An estimated $2.5 million in repairs is under way on the railway crossing the historic Mobile and Ohio Railroad train trestle spanning the Black Warrior River.
Watco Companies, a Pittsburg, Kan.-based transportation company that leases this section of track from Kansas City Southern, a holding company that owns the track, declined to give specifics on the nature of the repairs.
But Tracie VanBecelaere, communications director for Watco, said the bridge work should be finished by next month with the rest of the railroad repairs finished by April.
"But," VanBecelaere said, "that is dependent on the weather."
The repairs come alongside a Dec. 31 report on a yearlong investigation by the McClatchy Company into national railway safety and the transportation of Bakken crude oil.
The story begins and ends with anecdotes about the 19th-century Tuscaloosa landmark. It raises questions about the safety of the trestle as well as the general transportation of the fossil fuel that originates out of the Bakken Shale Oil Field in North Dakota.
In recent years, the area has become a hotbed of oil production — primarily through the use of hydraulic fracturing, or "fracking" — and millions of barrels now flow from the region.
But Bakken crude oil has a different makeup from traditional heavy crude oil, so much so that the U.S. Department of Transportation's Pipeline and Hazardous Materials Safety Administration issued an alert in January 2014 warning first responders, shipping companies and the general public of its danger.
The warning prompted the International Association of Fire Chiefs to send out instructions on how to handle the substance with "flash point and boiling points (that) may be lower than other traditional light crude oil," the association's warning said.
In July, the Wall Street Journal reported that safety measures normally installed to reduce the volatility of crude oil was skipped in the Bakken region. Now, the product unearthed there is a highly combustible mix that often is rejected by pipelines for being too dangerous to transport.
That's where the trains come in.
A series of derailments of trains transporting Bakken crude caused fires and explosions that often made national news.
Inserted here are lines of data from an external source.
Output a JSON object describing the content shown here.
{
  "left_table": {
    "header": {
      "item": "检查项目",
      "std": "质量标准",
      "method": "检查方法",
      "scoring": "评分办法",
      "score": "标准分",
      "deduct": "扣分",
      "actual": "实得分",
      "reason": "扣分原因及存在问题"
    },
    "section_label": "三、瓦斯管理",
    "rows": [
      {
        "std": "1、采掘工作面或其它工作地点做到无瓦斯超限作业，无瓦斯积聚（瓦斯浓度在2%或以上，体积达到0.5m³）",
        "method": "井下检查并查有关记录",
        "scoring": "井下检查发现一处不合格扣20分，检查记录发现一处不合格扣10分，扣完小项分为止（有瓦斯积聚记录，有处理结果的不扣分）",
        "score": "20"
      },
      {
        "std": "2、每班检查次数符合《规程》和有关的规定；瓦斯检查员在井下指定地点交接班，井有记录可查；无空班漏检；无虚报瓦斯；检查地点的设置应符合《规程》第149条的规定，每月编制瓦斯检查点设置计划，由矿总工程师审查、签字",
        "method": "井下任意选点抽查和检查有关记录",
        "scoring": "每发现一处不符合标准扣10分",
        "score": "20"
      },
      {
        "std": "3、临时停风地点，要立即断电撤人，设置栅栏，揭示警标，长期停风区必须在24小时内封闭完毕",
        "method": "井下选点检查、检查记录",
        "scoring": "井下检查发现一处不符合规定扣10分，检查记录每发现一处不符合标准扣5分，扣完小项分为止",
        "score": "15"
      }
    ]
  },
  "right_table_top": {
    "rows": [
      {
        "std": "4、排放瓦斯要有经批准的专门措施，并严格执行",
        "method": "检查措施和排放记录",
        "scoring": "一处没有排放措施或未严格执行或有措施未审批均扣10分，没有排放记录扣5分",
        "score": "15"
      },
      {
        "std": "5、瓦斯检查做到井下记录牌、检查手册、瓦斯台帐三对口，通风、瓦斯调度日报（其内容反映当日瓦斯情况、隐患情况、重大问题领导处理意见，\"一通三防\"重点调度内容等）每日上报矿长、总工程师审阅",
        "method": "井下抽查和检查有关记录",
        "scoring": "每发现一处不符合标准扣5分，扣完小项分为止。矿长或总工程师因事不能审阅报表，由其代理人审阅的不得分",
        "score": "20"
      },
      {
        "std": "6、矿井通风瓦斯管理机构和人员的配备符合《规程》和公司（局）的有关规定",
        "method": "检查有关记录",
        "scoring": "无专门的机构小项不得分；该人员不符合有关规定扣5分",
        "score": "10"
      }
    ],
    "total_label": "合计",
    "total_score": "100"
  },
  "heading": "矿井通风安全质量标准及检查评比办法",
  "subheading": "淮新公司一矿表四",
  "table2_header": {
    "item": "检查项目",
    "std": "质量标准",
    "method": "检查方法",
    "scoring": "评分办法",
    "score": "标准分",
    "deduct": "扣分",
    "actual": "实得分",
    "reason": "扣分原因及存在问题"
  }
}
The closest to Tuscaloosa occurred near Pickens County Road 2 just south of Aliceville in November 2013 when a 90-car train went off the tracks. About a dozen cars were hauling Bakken crude and the spilled oil caught fire, sending black plumes of smoke into the air that could be seen for miles and causing the evacuation of at least one family.
In June, a train derailment in Buhl caused seven tanker cars to leave the track. Some of them were carrying crude oil, but none of the cars ruptured and nothing caught fire.
Still, as a precaution, six homes that fell within a 1,000-foot radius of the crash site were evacuated.
John Wathen, an environmentalist with the Waterkeeper Alliance and founder of the Hurricane Creek Creekkeeper group, said he has spent months examining the train trestle along with the tracks that feed into and lead away from it.
He said more needs to be done to ensure the structure is safe and that Watco's current repair efforts are not enough.
"This has gotten so bad. It's like putting a Band-Aid on a gaping wound," Wathen said. "Their high bar for safety is the low bar for national safety, and that's wrong."
Watco said the train trestle is inspected annually by Watco inspectors, Kansas City Southern inspectors and a third-party bridge inspector, Osmose Railroad Services.
VanBecelaere said the inspections are required by the federal government, but Wathen said no division of the U.S. Department of Transportation or any other agency oversees them.
"There are no federal inspectors for those bridges," Wathen said. "It's the fox guarding the hen house."
Ed McKechnie, Watco's executive vice president and chief commercial officer, said through VanBecelaere that Watco was aware of Wathen's concerns with the train trestle.
"John has a passion for the environment just as we have a passion for the safety of the communities we serve and our team members," she said. "We are constantly reinvesting in our railroads and are committed to operating them safely."